Fractional bits
It takes \(\log_2(8) = 3\) bits of data to carry one message from a set of 8 possible messages. Similarly, it takes \(\log_2(1024) = 10\) bits to carry one message from a set of 1024 possibilities. How many bits does it take to carry one message from a set of 3 possibilities? By the definition of “bit,” the answers is \(\log_2(3) \approx 1.58.\) What does this mean? That it takes about one and a half yes-or-no questions to single out one thing from a set of three? What is “half of a yes-or-no question”?

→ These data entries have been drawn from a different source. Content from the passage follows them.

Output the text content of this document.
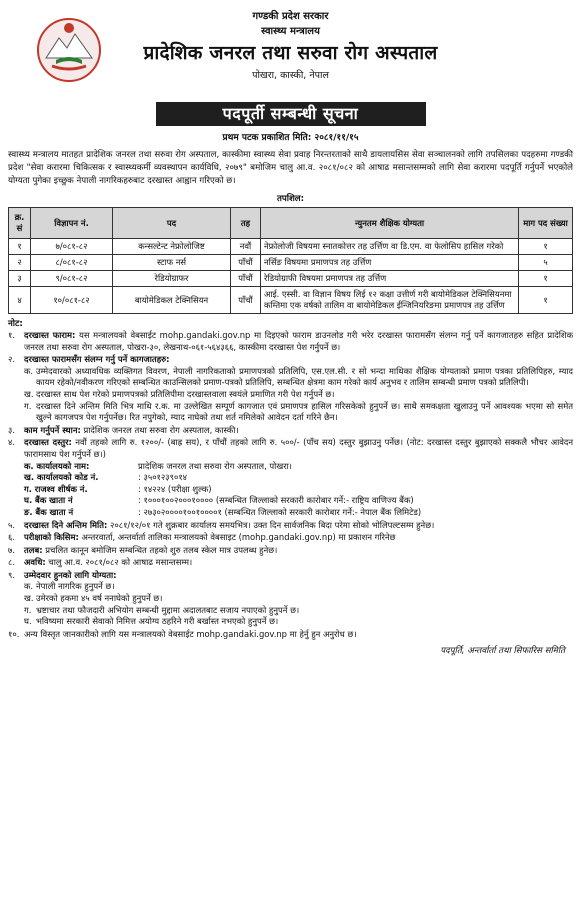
गण्डकी प्रदेश सरकार
स्वास्थ्य मन्त्रालय
प्रादेशिक जनरल तथा सरुवा रोग अस्पताल
पोखरा, कास्की, नेपाल
पदपूर्ती सम्बन्धी सूचना
प्रथम पटक प्रकाशित मिति: २०८१/११/१५
स्वास्थ्य मन्त्रालय मातहत प्रादेशिक जनरल तथा सरुवा रोग अस्पताल, कास्कीमा स्वास्थ्य सेवा प्रवाह निरन्तरताको साथै डायलायसिस सेवा सञ्चालनको लागि तपसिलका पदहरुमा गण्डकी प्रदेश "सेवा करारमा चिकित्सक र स्वास्थ्यकर्मी व्यवस्थापन कार्यविधि, २०७९" बमोजिम चालु आ.व. २०८१/०८२ को आषाढ मसान्तसम्मको लागि सेवा करारमा पदपूर्ति गर्नुपर्ने भएकोले योग्यता पुगेका इच्छुक नेपाली नागरिकहरुबाट दरखास्त आह्वान गरिएको छ।
तपशिल:
क्र. सं	विज्ञापन नं.	पद	तह	न्युनतम शैक्षिक योग्यता	माग पद संख्या
१	७/०८१-८२	कन्सल्टेन्ट नेफ्रोलोजिष्ट	नवौं	नेफ्रोलोजी विषयमा स्नातकोत्तर तह उर्त्तिण वा डि.एम. वा फेलोसिप हासिल गरेको	१
२	८/०८१-८२	स्टाफ नर्स	पाँचौं	नर्सिङ विषयमा प्रमाणपत्र तह उर्त्तिण	५
३	९/०८१-८२	रेडियोग्राफर	पाँचौं	रेडियोग्राफी विषयमा प्रमाणपत्र तह उर्त्तिण	१
४	१०/०८१-८२	बायोमेडिकल टेक्निसियन	पाँचौं	आई. एस्सी. वा विज्ञान विषय लिई १२ कक्षा उत्तीर्ण गरी बायोमेडिकल टेक्निसियनमा कम्तिमा एक वर्षको तालिम वा बायोमेडिकल ईन्जिनियरिङमा प्रमाणपत्र तह उर्त्तिण	१
नोट:
१.	दरखास्त फाराम: यस मन्त्रालयको वेबसाईट mohp.gandaki.gov.np मा दिइएको फाराम डाउनलोड गरी भरेर दरखास्त फारामसँग संलग्न गर्नु पर्ने कागजातहरु सहित प्रादेशिक जनरल तथा सरुवा रोग अस्पताल, पोखरा-३०, लेखनाथ-०६१-५६४३६६, कास्कीमा दरखास्त पेश गर्नुपर्ने छ।
२.	दरखास्त फारामसँग संलग्न गर्नु पर्ने कागजातहरु:
क. उम्मेदवारको अध्यावधिक व्यक्तिगत विवरण, नेपाली नागरिकताको प्रमाणपत्रको प्रतिलिपि, एस.एल.सी. र सो भन्दा माथिका शैक्षिक योग्यताको प्रमाण पत्रका प्रतिलिपिहरु, म्याद कायम रहेको/नवीकरण गरिएको सम्बन्धित काउन्सिलको प्रमाण-पत्रको प्रतिलिपि, सम्बन्धित क्षेत्रमा काम गरेको कार्य अनुभव र तालिम सम्बन्धी प्रमाण पत्रको प्रतिलिपी।
ख. दरखास्त साथ पेश गरेको प्रमाणपत्रको प्रतिलिपीमा दरखास्तवाला स्वयंले प्रमाणित गरी पेश गर्नुपर्ने छ।
ग. दरखास्त दिने अन्तिम मिति भित्र माथि र.क. मा उल्लेखित सम्पूर्ण कागजात एवं प्रमाणपत्र हासिल गरिसकेको हुनुपर्ने छ। साथै समकक्षता खुलाउनु पर्ने आवश्यक भएमा सो समेत खुल्ने कागजपत्र पेश गर्नुपर्नेछ। रित नपुगेको, म्याद नाघेको तथा शर्त नमिलेको आवेदन दर्ता गरिने छैन।
३.	काम गर्नुपर्ने स्थान: प्रादेशिक जनरल तथा सरुवा रोग अस्पताल, कास्की।
४.	दरखास्त दस्तुर: नवौं तहको लागि रु. १२००/- (बाह्र सय), र पाँचौं तहको लागि रु. ५००/- (पाँच सय) दस्तुर बुझाउनु पर्नेछ। (नोट: दरखास्त दस्तुर बुझाएको सक्कलै भौचर आवेदन फारामसाथ पेश गर्नुपर्ने छ।)
क. कार्यालयको नाम:	प्रादेशिक जनरल तथा सरुवा रोग अस्पताल, पोखरा।
ख. कार्यालयको कोड नं.	: ३५०१२३९०१४
ग. राजश्व शीर्षक नं.	: १४२२४ (परीक्षा शुल्क)
घ. बैंक खाता नं	: १०००१००२०००१०००० (सम्बन्धित जिल्लाको सरकारी कारोबार गर्ने:- राष्ट्रिय वाणिज्य बैंक)
ङ. बैंक खाता नं	: २७३०२००००१००१००००१ (सम्बन्धित जिल्लाको सरकारी कारोबार गर्ने:- नेपाल बैंक लिमिटेड)
५.	दरखास्त दिने अन्तिम मिति: २०८१/१२/०१ गते शुक्रबार कार्यालय समयभित्र। उक्त दिन सार्वजनिक बिदा परेमा सोको भोलिपल्टसम्म हुनेछ।
६.	परीक्षाको किसिम: अन्तरवार्ता, अन्तर्वार्ता तालिका मन्त्रालयको वेबसाइट (mohp.gandaki.gov.np) मा प्रकाशन गरिनेछ
७.	तलब: प्रचलित कानून बमोजिम सम्बन्धित तहको शुरु तलब स्केल मात्र उपलब्ध हुनेछ।
८.	अवधि: चालु आ.व. २०८१/०८२ को आषाढ मसान्तसम्म।
९.	उम्मेदवार हुनको लागि योग्यता:
क. नेपाली नागरिक हुनुपर्ने छ।
ख. उमेरको हकमा ४५ वर्ष ननाघेको हुनुपर्ने छ।
ग. भ्रष्टाचार तथा फौजदारी अभियोग सम्बन्धी मुद्दामा अदालतबाट सजाय नपाएको हुनुपर्ने छ।
घ. भविष्यमा सरकारी सेवाको निमित्त अयोग्य ठहरिने गरी बर्खास्त नभएको हुनुपर्ने छ।
१०. अन्य विस्तृत जानकारीको लागि यस मन्त्रालयको वेबसाईट mohp.gandaki.gov.np मा हेर्नु हुन अनुरोध छ।
पदपूर्ति, अन्तर्वार्ता तथा सिफारिस समिति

Fractional bits can be interpreted as telling about the expected cost of transmitting information: If you want to single out one thing from a set of 3 using bits (in, e.g., the GalCom thought experiment) then you’ll have to purchase two bits, but sometimes you’ll be able to sell one of them back, which means you can push your expected cost lower than 2. How low can you push it? The lower bound is \(\log_2(3),\) which is the minimum expected cost of adding a 3-message to a long message when encoding your message as cleverly as possible. For more on this interpretation, see Fractional bits: Expected cost interpretation.
Fractional bits can also be interpreted as conversion rates between types of information: “A 3-message carries about 1.58 bits” can be interpreted as “one Trit is worth about 1.58 bits.” To understand this, see Exchange rates between digits, or How many bits is a trit?
Fractional units of data can also be interpreted as a measure of how much we’re using the digits allocated to encoding a number. For example, working with fractional decits instead of fractional bits, it only takes about 2.7 decits carry a 500-message, despite the fact that the number 500 clearly requires 3 decimal digits to write down. What’s going on here? Well, we could declare that all numbers that start with a number \(n \ge 5\) will be interpreted as if they start with the number \(n - 5.\) Then we have two ways of representing each number (for example, 132 can be represented as both 132 and 632). Thus, if we have 3 decits but we only need to encode a 500-message, we have one bit to spare: We can encode one extra bit in our message according to whether we use the low representation or the high representation of the intended number. Thus, the amount of data it takes to communicate a 500-message is one bit lower than the amount of data it takes to encode a 1000-message — for a total cost of 3 decits minus one bit, which comes out to about 2.70 decits (or just short of 9 bits). For more on this interpretation, see Fractional digits.